Тем не менее умелое насаждение разногласий среди революционеров, по самой своей природе склонных к фракционности, и манипулирование террористами не позволяло ликвидировать самую серьезную уязвимость царского режима. Коренная проблема самодержавия заключалась не в том, что оно подвергалось политической атаке, и не в принципиальной несовместимости авторитаризма с современностью, а в том, что российское самодержавие сознательно делало ставку на архаичность. Царизм душил ту самую модернизацию, в которой он так отчаянно нуждался и которой он в какой-то степени занимался с целью выдержать конкуренцию с другими великими державами [284].

То, что мы называем модернизацией, не было чем-то естественным или автоматическим. Этот процесс включал насаждение ряда труднодостижимых атрибутов – массового производства, массовой культуры, массовой политики, – которыми обладали величайшие державы. Эти государства, в свою очередь, вынуждали другие страны либо проводить модернизацию, либо страдать от последствий ее отсутствия, включая военные поражения и возможное превращение в колонию. С точки зрения колонизаторов, колонии являлись не только геополитическим активом (в большинстве случаев), но и, по словам одного историка, «разновидностью демонстративного потребления в национальных масштабах» – показателями геополитического статуса или его отсутствия, что влекло за собой агрессивность в отношениях между соперничающими государствами, как могли засвидетельствовать те, на кого она была направлена [285]. Иными словами, модернизация была процессом не социальным – переходом от «традиционного» к «современному» обществу, – а геополитическим: речь шла о том, чтобы или любой ценой войти в круг великих держав, или пасть их жертвой [286].

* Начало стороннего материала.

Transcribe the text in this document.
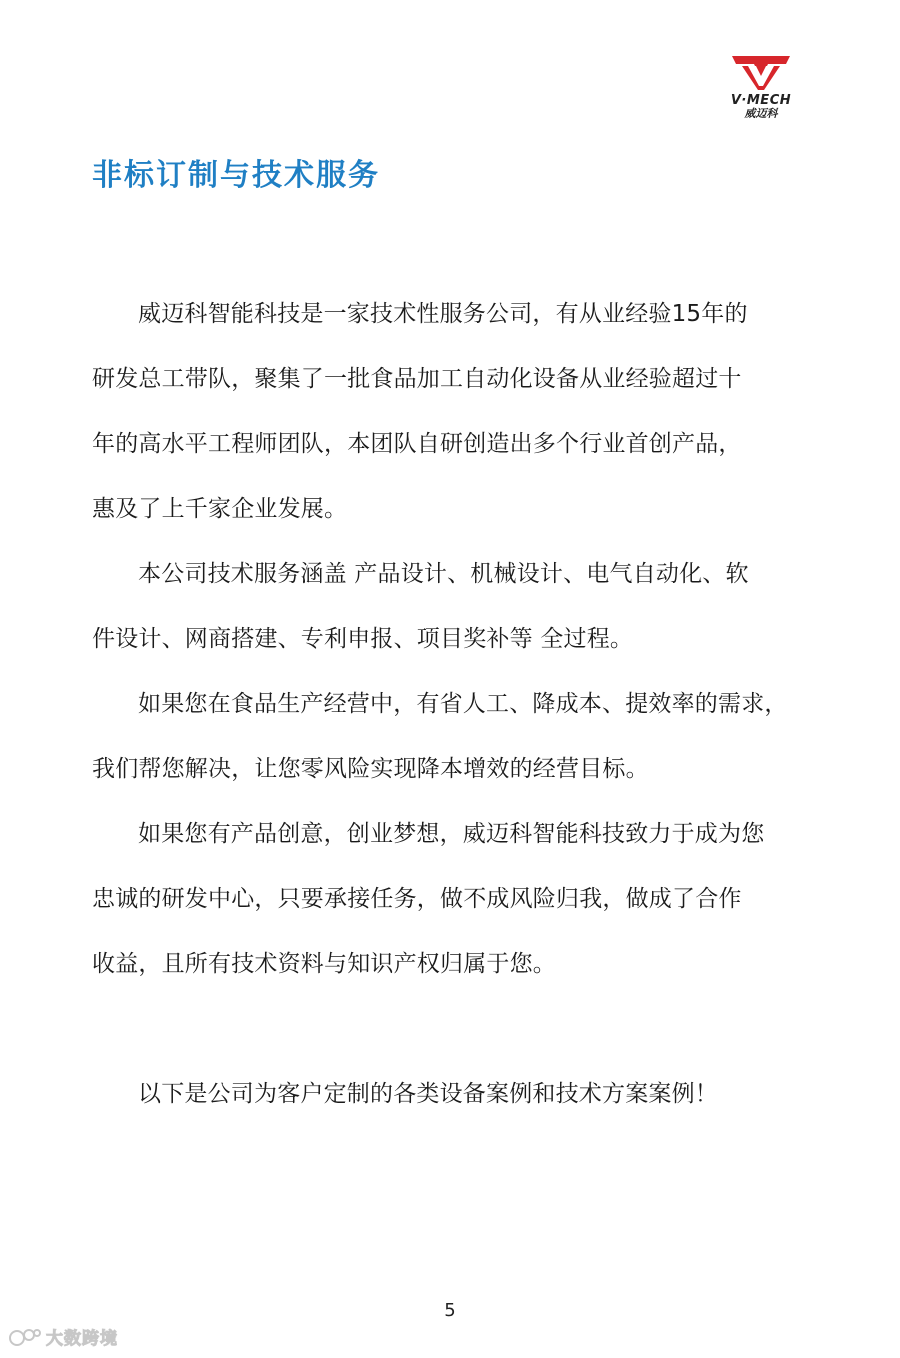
V·MECH
威迈科
非标订制与技术服务
威迈科智能科技是一家技术性服务公司，有从业经验15年的
研发总工带队，聚集了一批食品加工自动化设备从业经验超过十
年的高水平工程师团队，本团队自研创造出多个行业首创产品，
惠及了上千家企业发展。
本公司技术服务涵盖 产品设计、机械设计、电气自动化、软
件设计、网商搭建、专利申报、项目奖补等 全过程。
如果您在食品生产经营中，有省人工、降成本、提效率的需求，
我们帮您解决，让您零风险实现降本增效的经营目标。
如果您有产品创意，创业梦想，威迈科智能科技致力于成为您
忠诚的研发中心，只要承接任务，做不成风险归我，做成了合作
收益，且所有技术资料与知识产权归属于您。
以下是公司为客户定制的各类设备案例和技术方案案例！
5
大数跨境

В связи с этим можно упомянуть разработку методов производства стали (1850-е годы), прочного и упругого сплава железа с углеродом, вызвавшей революцию в оружейном деле и преобразовавшей судоходство, тем самым создав условия для возникновения глобальной экономики. Сталь нашла широкое применение, в частности, благодаря изобретению электромотора (1880-е годы), сделавшего возможным массовое производство: стандартизацию главных свойств товаров, разделение труда на сборочных линиях, замену ручного труда машинным и реорганизацию производственных процессов [287]. Благодаря этим новым способам организации производства выплавка стали выросла с полумиллиона тонн в 1870 году до 28 миллиона тонн в 1900 году. Однако 10 миллионов тонн приходилось на США, 8 миллионов – на Германию и 5 миллионов – на Великобританию, то есть почти вся сталь выплавлялась в этих нескольких странах. К этой картине можно добавить производство важнейших промышленных химикалий: искусственных удобрений, необходимых для повышения урожайности, хлора, применяемого как отбеливатель при обработке хлопка, и взрывчатки (нитроглицериновый динамит Альфреда Нобеля, 1866), использовавшейся в горном деле, при строительстве железных дорог и как орудие убийства. По мере того как некоторые страны успешно развивали современную промышленность, мир начал делиться на преуспевающие индустриальные страны (Западная Европа, Северная Америка, Япония) и обделенных поставщиков сырья (Африка, Южная Америка, большая часть Азии).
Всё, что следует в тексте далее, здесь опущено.